The employees who have figured it out — who use AI fluidly, confidently, and to genuine effect — almost always have one thing in common: they found a way to get feedback. From a peer. From a team lead who was curious enough to dig in. From their own experimentation with enough time and psychological safety to try things and fail without consequence. They built, informally, what should have been provided formally.
What Good Looks Like
Organizations that are getting this right are treating AI direction as a learnable, coachable skill — and building structures to support it.
They're running calibration sessions where teams review AI outputs together — not just to catch errors, but to build shared judgment about quality. They're creating simple prompt libraries — not rigid scripts, but starting points that encode institutional knowledge about what works. They're asking team leads to coach on AI interactions the way they coach on call handling: Walk me through your thinking on this one.
They're also being honest about the fact that managing AI is a skill that takes time to develop. They're not measuring adoption by login rates or feature usage. They're asking harder questions: Are our people getting better at this? Are they more confident than they were six months ago? Do they know when to trust the AI and when to override it?
These questions are uncomfortable because they are slow to answer. But they are the right questions.

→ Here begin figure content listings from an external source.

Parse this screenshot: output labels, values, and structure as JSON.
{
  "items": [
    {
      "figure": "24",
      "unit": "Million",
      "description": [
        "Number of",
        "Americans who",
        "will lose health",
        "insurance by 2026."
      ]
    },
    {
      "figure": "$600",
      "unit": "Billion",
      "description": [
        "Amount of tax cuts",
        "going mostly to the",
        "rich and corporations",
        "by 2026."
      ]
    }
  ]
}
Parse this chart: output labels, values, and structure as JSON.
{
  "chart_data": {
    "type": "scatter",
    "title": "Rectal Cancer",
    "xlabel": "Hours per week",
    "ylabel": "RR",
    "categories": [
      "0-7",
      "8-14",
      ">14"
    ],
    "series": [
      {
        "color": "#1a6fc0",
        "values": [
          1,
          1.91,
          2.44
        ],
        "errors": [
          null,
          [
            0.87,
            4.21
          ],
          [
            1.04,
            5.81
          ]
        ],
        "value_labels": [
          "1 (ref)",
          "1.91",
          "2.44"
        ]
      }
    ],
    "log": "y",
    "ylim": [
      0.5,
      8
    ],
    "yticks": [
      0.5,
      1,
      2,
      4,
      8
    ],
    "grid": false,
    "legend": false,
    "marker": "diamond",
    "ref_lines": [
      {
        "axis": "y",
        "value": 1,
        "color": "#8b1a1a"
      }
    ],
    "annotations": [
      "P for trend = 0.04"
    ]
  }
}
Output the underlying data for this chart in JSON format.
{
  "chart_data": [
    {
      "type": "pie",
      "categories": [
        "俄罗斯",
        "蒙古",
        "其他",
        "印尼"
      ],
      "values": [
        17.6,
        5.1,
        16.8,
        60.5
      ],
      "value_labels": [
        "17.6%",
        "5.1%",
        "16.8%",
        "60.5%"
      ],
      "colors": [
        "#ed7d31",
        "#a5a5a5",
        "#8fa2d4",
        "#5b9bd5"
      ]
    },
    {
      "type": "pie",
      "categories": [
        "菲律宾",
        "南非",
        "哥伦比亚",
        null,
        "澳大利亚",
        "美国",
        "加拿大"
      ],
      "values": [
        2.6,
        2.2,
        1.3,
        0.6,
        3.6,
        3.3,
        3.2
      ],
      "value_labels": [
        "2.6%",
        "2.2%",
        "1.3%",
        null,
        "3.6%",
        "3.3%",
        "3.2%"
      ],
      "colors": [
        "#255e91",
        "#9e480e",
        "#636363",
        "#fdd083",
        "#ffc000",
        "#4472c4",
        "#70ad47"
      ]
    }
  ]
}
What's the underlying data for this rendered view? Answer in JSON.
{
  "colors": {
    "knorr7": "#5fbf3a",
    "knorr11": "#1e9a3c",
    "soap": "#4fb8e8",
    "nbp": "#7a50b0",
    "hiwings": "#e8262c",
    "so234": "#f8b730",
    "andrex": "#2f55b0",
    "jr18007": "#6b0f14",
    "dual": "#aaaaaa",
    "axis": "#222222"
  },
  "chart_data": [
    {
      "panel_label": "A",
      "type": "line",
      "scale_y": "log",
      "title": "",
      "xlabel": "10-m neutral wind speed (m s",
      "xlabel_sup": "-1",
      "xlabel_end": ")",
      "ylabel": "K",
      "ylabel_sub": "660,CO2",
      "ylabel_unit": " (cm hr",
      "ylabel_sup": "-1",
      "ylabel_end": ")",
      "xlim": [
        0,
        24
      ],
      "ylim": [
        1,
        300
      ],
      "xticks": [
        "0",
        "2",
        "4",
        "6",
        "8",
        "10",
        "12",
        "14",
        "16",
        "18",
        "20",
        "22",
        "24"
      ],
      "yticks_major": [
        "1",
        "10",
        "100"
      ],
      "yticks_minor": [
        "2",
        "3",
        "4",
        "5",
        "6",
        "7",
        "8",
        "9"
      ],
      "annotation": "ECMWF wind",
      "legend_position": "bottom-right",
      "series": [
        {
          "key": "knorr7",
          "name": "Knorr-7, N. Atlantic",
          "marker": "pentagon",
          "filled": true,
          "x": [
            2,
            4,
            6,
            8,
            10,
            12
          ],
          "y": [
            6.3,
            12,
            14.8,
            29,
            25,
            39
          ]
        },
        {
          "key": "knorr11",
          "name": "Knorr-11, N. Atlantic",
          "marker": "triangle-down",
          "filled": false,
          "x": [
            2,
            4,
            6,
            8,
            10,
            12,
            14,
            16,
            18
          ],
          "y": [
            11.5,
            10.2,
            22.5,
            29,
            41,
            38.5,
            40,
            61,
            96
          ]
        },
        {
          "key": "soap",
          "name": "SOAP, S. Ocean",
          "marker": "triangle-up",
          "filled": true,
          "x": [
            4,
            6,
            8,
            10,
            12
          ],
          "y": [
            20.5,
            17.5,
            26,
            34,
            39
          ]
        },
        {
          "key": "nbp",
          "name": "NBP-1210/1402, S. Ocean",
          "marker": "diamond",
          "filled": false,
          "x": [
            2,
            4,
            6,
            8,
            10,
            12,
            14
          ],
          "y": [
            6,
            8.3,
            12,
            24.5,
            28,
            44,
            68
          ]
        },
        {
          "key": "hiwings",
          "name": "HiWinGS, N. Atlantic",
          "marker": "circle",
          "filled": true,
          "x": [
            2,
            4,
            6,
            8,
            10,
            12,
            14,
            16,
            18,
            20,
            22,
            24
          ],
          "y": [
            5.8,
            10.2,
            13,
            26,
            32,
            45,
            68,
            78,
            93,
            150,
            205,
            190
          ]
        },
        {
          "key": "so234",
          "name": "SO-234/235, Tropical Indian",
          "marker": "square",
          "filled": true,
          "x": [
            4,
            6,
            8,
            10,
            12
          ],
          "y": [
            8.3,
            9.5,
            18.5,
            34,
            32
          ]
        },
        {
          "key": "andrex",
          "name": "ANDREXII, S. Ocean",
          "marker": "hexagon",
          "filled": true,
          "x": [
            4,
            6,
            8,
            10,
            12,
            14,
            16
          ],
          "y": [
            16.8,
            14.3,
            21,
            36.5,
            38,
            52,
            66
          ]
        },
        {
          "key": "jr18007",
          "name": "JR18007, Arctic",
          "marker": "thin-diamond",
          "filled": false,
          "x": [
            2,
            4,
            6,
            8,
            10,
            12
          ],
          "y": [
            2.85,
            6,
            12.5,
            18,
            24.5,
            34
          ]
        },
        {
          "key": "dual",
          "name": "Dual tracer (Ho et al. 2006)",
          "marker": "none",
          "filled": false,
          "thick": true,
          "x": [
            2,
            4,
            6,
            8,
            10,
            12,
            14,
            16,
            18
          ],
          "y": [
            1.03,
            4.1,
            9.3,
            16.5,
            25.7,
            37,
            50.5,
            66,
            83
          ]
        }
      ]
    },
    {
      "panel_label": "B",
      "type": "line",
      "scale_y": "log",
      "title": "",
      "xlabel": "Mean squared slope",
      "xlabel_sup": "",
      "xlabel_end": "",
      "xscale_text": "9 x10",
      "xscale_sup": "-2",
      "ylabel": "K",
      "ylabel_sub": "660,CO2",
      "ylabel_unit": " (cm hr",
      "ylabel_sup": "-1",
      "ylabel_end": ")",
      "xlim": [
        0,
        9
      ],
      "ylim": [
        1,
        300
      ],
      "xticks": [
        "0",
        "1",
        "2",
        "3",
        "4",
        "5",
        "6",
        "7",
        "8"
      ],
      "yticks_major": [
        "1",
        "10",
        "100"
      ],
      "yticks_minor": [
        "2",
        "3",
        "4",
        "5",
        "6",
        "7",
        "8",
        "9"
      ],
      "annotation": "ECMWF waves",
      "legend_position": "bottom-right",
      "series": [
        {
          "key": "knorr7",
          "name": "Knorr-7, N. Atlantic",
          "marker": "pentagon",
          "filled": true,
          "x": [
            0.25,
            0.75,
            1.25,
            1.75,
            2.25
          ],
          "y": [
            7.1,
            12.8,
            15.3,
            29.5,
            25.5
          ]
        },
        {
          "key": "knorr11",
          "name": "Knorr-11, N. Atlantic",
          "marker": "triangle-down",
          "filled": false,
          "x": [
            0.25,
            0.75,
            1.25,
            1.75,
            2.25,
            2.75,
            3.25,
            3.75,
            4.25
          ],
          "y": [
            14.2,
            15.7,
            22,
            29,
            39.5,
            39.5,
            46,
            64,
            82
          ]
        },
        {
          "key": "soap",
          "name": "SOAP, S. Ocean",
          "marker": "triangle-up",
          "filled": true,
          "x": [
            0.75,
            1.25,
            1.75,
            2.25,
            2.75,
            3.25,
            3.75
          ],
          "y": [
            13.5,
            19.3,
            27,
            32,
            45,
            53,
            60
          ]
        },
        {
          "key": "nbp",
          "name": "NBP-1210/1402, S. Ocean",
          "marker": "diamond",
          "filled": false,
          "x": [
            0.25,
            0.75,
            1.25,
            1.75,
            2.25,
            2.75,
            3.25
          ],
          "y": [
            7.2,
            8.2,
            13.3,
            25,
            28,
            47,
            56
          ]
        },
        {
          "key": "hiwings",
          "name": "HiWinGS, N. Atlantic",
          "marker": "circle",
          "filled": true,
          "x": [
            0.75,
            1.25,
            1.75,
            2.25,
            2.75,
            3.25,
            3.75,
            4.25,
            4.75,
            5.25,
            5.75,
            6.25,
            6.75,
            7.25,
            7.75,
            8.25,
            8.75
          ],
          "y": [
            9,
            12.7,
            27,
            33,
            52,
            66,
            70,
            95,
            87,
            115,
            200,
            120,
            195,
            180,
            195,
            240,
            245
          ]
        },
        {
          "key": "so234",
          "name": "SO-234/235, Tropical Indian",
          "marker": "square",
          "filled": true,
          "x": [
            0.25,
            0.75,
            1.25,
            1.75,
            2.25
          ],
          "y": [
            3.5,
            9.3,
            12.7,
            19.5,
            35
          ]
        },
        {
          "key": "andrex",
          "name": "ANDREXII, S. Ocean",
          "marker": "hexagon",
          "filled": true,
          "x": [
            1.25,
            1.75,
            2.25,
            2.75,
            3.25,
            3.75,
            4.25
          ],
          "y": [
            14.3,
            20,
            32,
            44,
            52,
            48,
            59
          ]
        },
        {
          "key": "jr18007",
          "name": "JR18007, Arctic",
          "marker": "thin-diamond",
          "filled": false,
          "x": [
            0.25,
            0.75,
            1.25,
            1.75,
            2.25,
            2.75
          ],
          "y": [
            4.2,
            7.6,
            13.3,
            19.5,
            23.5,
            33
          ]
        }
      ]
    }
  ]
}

A New Definition of Readiness
As AI agents become more capable — handling more complex tasks, operating with greater autonomy, taking actions on behalf of customers with less human review — the stakes of this gap get higher.
An agent who doesn't know how to direct a simple AI assistant today is not going to suddenly know how to oversee an autonomous AI agent tomorrow. The skills compound. And so do the gaps, if we don't address them.
AI readiness is not a technical threshold. It's not about having the right infrastructure or the right integrations or the right governance policies — though all of those matter. It's about whether the people doing the work have the judgment, the language, and the support to direct AI well.
We have given everyone a direct report they didn't ask for. The least we can do is help them become the manager that direct report deserves.